On Fri, Aug 19, 2016 at 8:34 AM Daryl Rose <darylrose at outlook.com<mailto:darylrose at outlook.com>> wrote:

Basically you're doing everything that I've been doing with the exception of the db_recover command.  I was not familiar with that command.

How can I tell if the clients are self registering or not?

Thank you.

Daryl

________________________________
From: Robert Paschedag <robert.paschedag at web.de<mailto:robert.paschedag at web.de>>
Sent: Friday, August 19, 2016 3:42 AM
To: Daryl Rose
Cc: spacewalk-list at redhat.com<mailto:spacewalk-list at redhat.com>
Subject: Re: [Spacewalk-list] Ongoing jabberd/osad issues.
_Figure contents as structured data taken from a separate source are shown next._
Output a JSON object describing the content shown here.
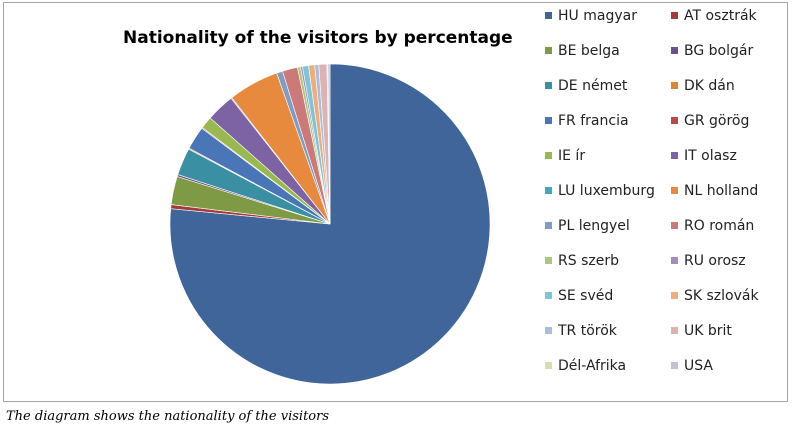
{
  "chart_data": {
    "type": "pie",
    "title": "Nationality of the visitors by percentage",
    "legend_position": "right",
    "slices": [
      {
        "label": "HU magyar",
        "value": 75.0,
        "color": "#3f659a"
      },
      {
        "label": "AT osztrák",
        "value": 0.4,
        "color": "#a33b38"
      },
      {
        "label": "BE belga",
        "value": 2.8,
        "color": "#7f9a45"
      },
      {
        "label": "BG bolgár",
        "value": 0.2,
        "color": "#6a528a"
      },
      {
        "label": "DE német",
        "value": 2.7,
        "color": "#3a8fa3"
      },
      {
        "label": "DK dán",
        "value": 0.1,
        "color": "#de8534"
      },
      {
        "label": "FR francia",
        "value": 2.3,
        "color": "#4a76b8"
      },
      {
        "label": "GR görög",
        "value": 0.1,
        "color": "#b94944"
      },
      {
        "label": "IE ír",
        "value": 1.2,
        "color": "#99b84f"
      },
      {
        "label": "IT olasz",
        "value": 2.8,
        "color": "#7d62a4"
      },
      {
        "label": "LU luxemburg",
        "value": 0.1,
        "color": "#43a5c0"
      },
      {
        "label": "NL holland",
        "value": 5.0,
        "color": "#e88a3e"
      },
      {
        "label": "PL lengyel",
        "value": 0.6,
        "color": "#7f9cc7"
      },
      {
        "label": "RO román",
        "value": 1.5,
        "color": "#cc7a78"
      },
      {
        "label": "RS szerb",
        "value": 0.3,
        "color": "#aec77f"
      },
      {
        "label": "RU orosz",
        "value": 0.2,
        "color": "#a08fbd"
      },
      {
        "label": "SE svéd",
        "value": 0.6,
        "color": "#7ec5d8"
      },
      {
        "label": "SK szlovák",
        "value": 0.6,
        "color": "#f0ad7b"
      },
      {
        "label": "TR török",
        "value": 0.4,
        "color": "#a9bedb"
      },
      {
        "label": "UK brit",
        "value": 0.8,
        "color": "#ddb3b2"
      },
      {
        "label": "Dél-Afrika",
        "value": 0.1,
        "color": "#d2e0b7"
      },
      {
        "label": "USA",
        "value": 0.2,
        "color": "#c8bcd8"
      }
    ]
  },
  "caption": "The diagram shows the nationality of the visitors"
}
Now I had also a problem with the database. Just wanted to check, which
logfiles of the jabber db are not needed anymore as stated in
http://web.stanford.edu/class/cs276a/projects/docs/berkeleydb/ref/transapp/logfile.html
Berkeley DB Reference Guide: Log file removal<http://web.stanford.edu/class/cs276a/projects/docs/berkeleydb/ref/transapp/logfile.html>
web.stanford.edu<http://web.stanford.edu>
Log file removal. The fourth component of the infrastructure, log file removal, concerns the ongoing disk consumption of the database log files.

Just running "db_archive" killed my jabber db. And....fixing it with

db_recover -v or
db_recover -c

within /var/lib/jabber/db

did not work.

So I was also in the situation to "clean" the database.

1. Stop jabberd (/etc/init.d/jabberd stop)
2. Stop osa-dispatcher (/etc/init.d/osa-dispatcher stop)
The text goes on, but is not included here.